# 30 Gallon Aquarium Stand Project



## Hoppy (Dec 24, 2005)

If you use birch for the stand, and want a really easy to use, splotch free way of coloring the wood, try this: http://www.woodcraft.com/family.aspx?familyid=760 I have used these dyes several times and have always been totally satisfied with them. You can mix colors until you get exactly the color you want, and best of all, it doesn't give you splotchy areas that can make regular wood stain jobs look so bad.


----------



## CAM6467 (Feb 11, 2009)

Interesting. I haven't ever used a dye before, but I have heard so much about them. Do you simply mix the dye with water and then rub it into the wood? Can you still apply poly without messing up the dye? I am definately going to look into these dyes. I hate having to stain large surface areas....You always seem to end up with darker/splotchy areas. Thank a bunch *Hoppy*!:thumbsup::thumbsup:

EDIT: *Hoppy*, by the way that you worded your statement I get the idea that this dye is best for use on birch. Is that so?


----------



## Hoppy (Dec 24, 2005)

That dye is a powder which dissolves in either water or alcohol. You swab it on generously, wait a few seconds and wipe the excess off, to even it out better. Then wait for it to dry thoroughly, usually overnight is all it takes, and apply whatever clear finish you want. If you use alcohol it dries a lot faster, but, I found it dried too fast and I sometimes got streaky results. The dye is suitable for any wood, but birch is so light it really works well on that wood. Birch also has a wavy grain that causes stains to absorb heavily in some areas right adjacent to areas where it absorbs poorly, leaving a splotchy appearance. The dye doesn't do that nearly as much.

When you use stain you can use a pre-stain conditioner that stops a lot of the blotchiness, but, my experience was that the conditioner also greatly limited the darkness you could get with the stain.

My wife used to insist that I match the color of some existing piece of furniture, and dyes let me do it. I would take a long strip of the same plywood used for the furniture and apply various mixes of colors in 6 inch long areas, then let it dry, apply a clear coat, and compare the result with the existing furniture. After 2 or 3 of those attempts I could usually get a good match. And, I only used 3 dye colors, as I recall.

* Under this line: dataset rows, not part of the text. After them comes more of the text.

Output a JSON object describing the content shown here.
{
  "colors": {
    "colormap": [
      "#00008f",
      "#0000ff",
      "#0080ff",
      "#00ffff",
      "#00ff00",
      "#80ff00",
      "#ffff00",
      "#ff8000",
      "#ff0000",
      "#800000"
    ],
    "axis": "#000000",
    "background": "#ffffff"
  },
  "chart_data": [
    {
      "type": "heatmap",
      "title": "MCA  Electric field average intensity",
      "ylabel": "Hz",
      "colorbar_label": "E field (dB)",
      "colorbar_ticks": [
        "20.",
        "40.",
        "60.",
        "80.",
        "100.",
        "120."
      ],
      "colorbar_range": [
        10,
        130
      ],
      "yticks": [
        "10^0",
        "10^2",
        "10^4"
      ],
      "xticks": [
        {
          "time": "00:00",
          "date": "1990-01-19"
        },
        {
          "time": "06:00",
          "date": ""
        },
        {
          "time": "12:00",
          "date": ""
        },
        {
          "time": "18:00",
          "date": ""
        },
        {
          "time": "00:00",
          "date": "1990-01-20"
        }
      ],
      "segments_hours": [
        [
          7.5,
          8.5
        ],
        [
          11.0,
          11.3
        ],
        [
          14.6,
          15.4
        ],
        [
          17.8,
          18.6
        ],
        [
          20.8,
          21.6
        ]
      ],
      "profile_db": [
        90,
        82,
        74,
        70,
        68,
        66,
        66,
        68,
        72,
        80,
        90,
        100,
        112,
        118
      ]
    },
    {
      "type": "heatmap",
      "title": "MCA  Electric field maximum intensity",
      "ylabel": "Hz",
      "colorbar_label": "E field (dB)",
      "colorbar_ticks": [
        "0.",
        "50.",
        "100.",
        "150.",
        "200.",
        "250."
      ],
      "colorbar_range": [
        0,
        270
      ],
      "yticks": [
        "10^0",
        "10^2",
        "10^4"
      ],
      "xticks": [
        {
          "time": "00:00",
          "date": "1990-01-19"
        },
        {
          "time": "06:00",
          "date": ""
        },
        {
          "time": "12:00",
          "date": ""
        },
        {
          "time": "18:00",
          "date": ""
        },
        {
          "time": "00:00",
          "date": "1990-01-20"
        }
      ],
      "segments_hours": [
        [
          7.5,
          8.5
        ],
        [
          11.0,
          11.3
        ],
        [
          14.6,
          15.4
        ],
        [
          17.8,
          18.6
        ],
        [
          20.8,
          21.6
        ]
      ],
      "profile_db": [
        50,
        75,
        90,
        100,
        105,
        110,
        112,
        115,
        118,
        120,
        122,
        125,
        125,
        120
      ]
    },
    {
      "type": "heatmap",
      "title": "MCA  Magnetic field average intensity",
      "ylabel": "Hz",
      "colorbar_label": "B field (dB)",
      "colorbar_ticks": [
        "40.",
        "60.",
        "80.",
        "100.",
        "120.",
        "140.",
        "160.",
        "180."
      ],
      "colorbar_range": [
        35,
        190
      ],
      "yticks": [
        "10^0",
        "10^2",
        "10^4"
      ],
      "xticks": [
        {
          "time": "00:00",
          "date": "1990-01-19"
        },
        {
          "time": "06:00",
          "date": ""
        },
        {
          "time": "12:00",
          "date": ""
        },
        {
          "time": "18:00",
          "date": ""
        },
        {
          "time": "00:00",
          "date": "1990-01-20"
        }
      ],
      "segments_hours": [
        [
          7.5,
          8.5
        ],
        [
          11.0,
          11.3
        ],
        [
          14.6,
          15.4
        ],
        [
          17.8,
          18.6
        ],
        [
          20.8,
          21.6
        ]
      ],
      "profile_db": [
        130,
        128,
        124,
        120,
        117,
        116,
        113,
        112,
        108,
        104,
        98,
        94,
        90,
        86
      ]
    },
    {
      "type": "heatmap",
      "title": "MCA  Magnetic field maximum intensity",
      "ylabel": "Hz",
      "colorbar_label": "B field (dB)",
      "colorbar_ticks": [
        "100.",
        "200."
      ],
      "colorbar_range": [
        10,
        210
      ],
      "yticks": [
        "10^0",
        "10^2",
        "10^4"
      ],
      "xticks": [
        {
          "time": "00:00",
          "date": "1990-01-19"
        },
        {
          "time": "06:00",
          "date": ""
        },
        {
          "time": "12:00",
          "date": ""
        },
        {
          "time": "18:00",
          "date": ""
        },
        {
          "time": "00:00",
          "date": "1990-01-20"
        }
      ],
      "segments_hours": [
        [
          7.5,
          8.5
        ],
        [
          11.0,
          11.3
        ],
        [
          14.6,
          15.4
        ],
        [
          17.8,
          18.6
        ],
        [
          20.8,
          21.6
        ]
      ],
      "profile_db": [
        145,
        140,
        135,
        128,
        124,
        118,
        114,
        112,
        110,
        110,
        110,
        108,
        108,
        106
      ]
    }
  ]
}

Also, any stain/dyed finish does better if the first coat of clear finish is a shellac based sanding sealer. That isolates the dye/stain from the acrylic finish, if that is what you use.


----------



## rolfester (Apr 24, 2015)

what exactly did you use lap joints on. On what part of the aquarium? I'm pretty sure it wasn't the table legs was it being that they are attached 90 degrees together...


----------



## rolfester (Apr 24, 2015)

did you use the lap Joints on the frames? even that I could see being difficult being that the boards don't overlap at all they are flush to onE another. I could see the kreg pocket screws on all of it, however but not the lap but not the lap joints


----------



## GraphicGr8s (Apr 4, 2011)

Since it's getting skinned pocket holes are unnecessary. Especially on your legs. You have a simple butt joint there. Edge to face. Glue it and screw it right through the 2 x 4. The glue will do most of the job screws will act as the clamp. 
Personally I like a 1/2" plywood for a skin. 1/4" just rattles when you tap it and that makes me think cheesy.
The raised panels should all be in the same plane as the rails and stiles and not protrude above when done right. I've seen too many doors where the panel sticks above the frame.

If you're more familiar with stain over dyes you can use a wood conditioner to minimize any blotching. While pine and softwoods are notorious for blotching so is cherry and a few other hardwoods. Blotching is more apparent on a light stain. Maple is a tough wood to stain dark.


----------



## rolfester (Apr 24, 2015)

Gotcha. Thanks. I think the 90% 2 x 4 leg connections were just optionally referred to above in the original post as a lap joint even though there are actual LAP JOINTS and half lap joints which are different as opposed to a basic butt joint.


----------



## rolfester (Apr 24, 2015)

Slowly but SURELY! Lol


----------



## Raymond S. (Dec 29, 2012)

Since you already have started this it's likely useless info, but MarineLand has a 40H
tank that they list as 36"x13"x 20". I mentioned this simply because in 30" you have
a whopping choice of about three different bulbs to choose from that are available.
But in 24" or 48" there are so many...the 36" has all those same bulbs.
Making your fixture to hold 24" bulbs would multiply the bulb choices by many
many times. Just a piece of info often over looked during that "which tank size"
decision process.
I'd love to have a wood shop so I could make stands etc. Have a little of exp in
that aria. But all hello would break out if I cranked up a router where I now live.
Or a Skill saw. Actually had an interesting time bringing a piece of 5/8 ply up
the stairs to my apartment for another project a while back. By myself I should add.
Good thing I let the man at the lumber yard talk me into it as opposed to the 3/4"
that I first asked about.
Keep those pictures coming. What you have so far looks great...


----------



## rolfester (Apr 24, 2015)

Done


----------



## rolfester (Apr 24, 2015)

Done


----------